Echinococcus granulosis causes cystic echinococcosis (CE) which is characterised by benign parasitic cysts occurring in the liver or the lung but also the brain, spleen, or kidneys [1,2]. Rupture of the cysts may occur which leads to parasite dissemination to other organs and strong systemic immunological reactions. Thirteen countries reported 439 confirmed cases of E. granulosus in 2014 (Table 2). This was an increase compared to 2013, when 397 confirmed E. granulosus cases were reported. Bulgaria accounted for 69% of the cases and Germany for 14%. The largest proportional increase was observed in Austria (500%, 12 cases in 2014 vs 2 in 2013) and the UK (79%, 25 cases vs 14) while Bulgaria reported the largest increase in number of cases. Similar to 2013, the majority of cases were observed in the age group 25¬44 (41%), followed by the age group 45-64 (25%). Nearly 60% of the cases were females. A multiannual trend along with information on E. granulosus in animals is available in the EU summary report on zoonoses, 2014.

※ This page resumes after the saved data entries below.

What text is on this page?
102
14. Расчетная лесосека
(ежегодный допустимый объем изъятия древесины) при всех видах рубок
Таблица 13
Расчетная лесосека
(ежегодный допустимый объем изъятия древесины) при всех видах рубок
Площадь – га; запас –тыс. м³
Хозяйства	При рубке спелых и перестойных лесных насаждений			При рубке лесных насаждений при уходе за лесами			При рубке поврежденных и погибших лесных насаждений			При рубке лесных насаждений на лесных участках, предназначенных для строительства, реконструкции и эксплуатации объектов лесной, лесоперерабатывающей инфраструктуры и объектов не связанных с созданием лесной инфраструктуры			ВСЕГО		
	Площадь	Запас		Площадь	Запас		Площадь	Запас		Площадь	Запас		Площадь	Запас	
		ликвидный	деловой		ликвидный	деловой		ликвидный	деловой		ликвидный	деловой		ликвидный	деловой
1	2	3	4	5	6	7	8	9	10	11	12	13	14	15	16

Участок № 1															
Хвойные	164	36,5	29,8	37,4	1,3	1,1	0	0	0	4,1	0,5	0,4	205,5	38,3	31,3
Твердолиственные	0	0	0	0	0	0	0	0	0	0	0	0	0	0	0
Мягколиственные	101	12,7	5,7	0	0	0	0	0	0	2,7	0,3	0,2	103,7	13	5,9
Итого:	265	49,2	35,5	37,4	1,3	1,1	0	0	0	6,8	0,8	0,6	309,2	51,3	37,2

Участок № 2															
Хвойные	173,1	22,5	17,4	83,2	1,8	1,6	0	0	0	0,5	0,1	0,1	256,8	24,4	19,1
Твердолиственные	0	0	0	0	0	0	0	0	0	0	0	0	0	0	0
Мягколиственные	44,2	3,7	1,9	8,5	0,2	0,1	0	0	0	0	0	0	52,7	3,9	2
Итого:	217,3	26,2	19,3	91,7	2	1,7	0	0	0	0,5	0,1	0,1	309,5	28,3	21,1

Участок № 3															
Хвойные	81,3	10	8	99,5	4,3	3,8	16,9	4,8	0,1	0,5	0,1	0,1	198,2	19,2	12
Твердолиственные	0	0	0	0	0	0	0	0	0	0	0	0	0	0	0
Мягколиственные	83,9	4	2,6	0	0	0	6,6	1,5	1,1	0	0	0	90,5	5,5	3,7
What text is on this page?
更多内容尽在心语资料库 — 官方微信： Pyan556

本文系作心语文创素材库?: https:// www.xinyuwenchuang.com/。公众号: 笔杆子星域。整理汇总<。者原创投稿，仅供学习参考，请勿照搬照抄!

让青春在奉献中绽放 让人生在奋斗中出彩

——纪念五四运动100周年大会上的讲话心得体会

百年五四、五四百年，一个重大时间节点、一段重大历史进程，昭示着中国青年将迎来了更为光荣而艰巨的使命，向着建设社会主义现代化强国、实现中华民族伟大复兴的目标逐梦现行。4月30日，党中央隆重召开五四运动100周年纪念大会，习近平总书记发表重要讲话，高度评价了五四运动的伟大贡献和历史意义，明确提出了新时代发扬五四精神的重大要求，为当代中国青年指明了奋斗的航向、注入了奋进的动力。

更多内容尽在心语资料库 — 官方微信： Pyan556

Echinococcus multilocularis

Alveolar echinococcosis (AE), caused by Echinococcus multilocolaris, is characterised by malignant lesions in the liver, which may metastasise to the lung, spleen or brain [1,2]. Seven countries reported 82 cases of E. multilocularis in 2014 (Table 2). This represents a 20% decrease in reported cases compared to 2013, when the same seven countries reported 104 confirmed E. multilocularis cases. The majority of cases were reported in the age group 25-64 (45%) and ≥65 (38%). Fifty-seven percent of the reported E. multilocularis cases were females. A multiannual trend along with information on E. multilocularis in animals is available in the EU summary report on zoonoses, 2014.

Discussion

Echinococcosis is a rare disease in the EU/EEA. However, it is under-reported as illustrated recently in Spain [3]. Since species information was available for only 27% of the reported confirmed echinococcosis cases, it is not possible to draw conclusions about the trends for AE and CE. The general trend of echinococcosis gives limited information for public health action since the two diseases require different prevention and control strategies. Therefore, speciation in diagnosed cases is essential.

Due to the long incubation period and the use of passive surveillance, this disease is more likely to be seen in adults and the elderly. The long incubation period and challenges in diagnostics, especially in remote areas, make it difficult to identify a seasonal pattern or multiannual trend for AE and CE. The infection causing AE/CE may have occurred in childhood, hence the epidemiology of the disease should be taken into account when designing screening programmes and/or education programmes. Moreover, further studies on risk factors, spatial and temporal patterns would make control and prevention programmes more effective. Mass screening programmes, registration of cases and diagnostic developments may shed more light on AE and CE in Europe, hence the results of EU-funded initiatives such as HERACLES and Echinorisk should be closely monitored.

Public health conclusions

Reporting of echinococcosis cases should include species information and preferably data at the NUTS-2 or NUTS-3 level. This would allow for a more complete monitoring of CE and AE cases, would foster a better understanding of the epidemiology of these diseases, improve monitoring of spatial and temporal trends, and ultimately lead to the evaluation and design of targeted prevention and control actions.

References

  1. Stojkovic M, Junghanss T. Cystic and alveolar echinococcosis. Handb Clin Neurol. 2013;114:327-34.
  2. McManus DP, Gray DJ, Zhang W, Yang Y.  Diagnosis, treatment, and management of echinococcosis. BMJ. 2012 Jun 11;344:e3866.
  3. Lopez-Bernus A, Belhassen-García M, Carpio-Perez A, Perez Del Villar L, Romero-Alegria A, Velasco¬Tirado V, et al. Is cystic echinoccocosis re-emerging in western Spain? Epidemiol Infect. 2015 Nov;143(15):3351-7.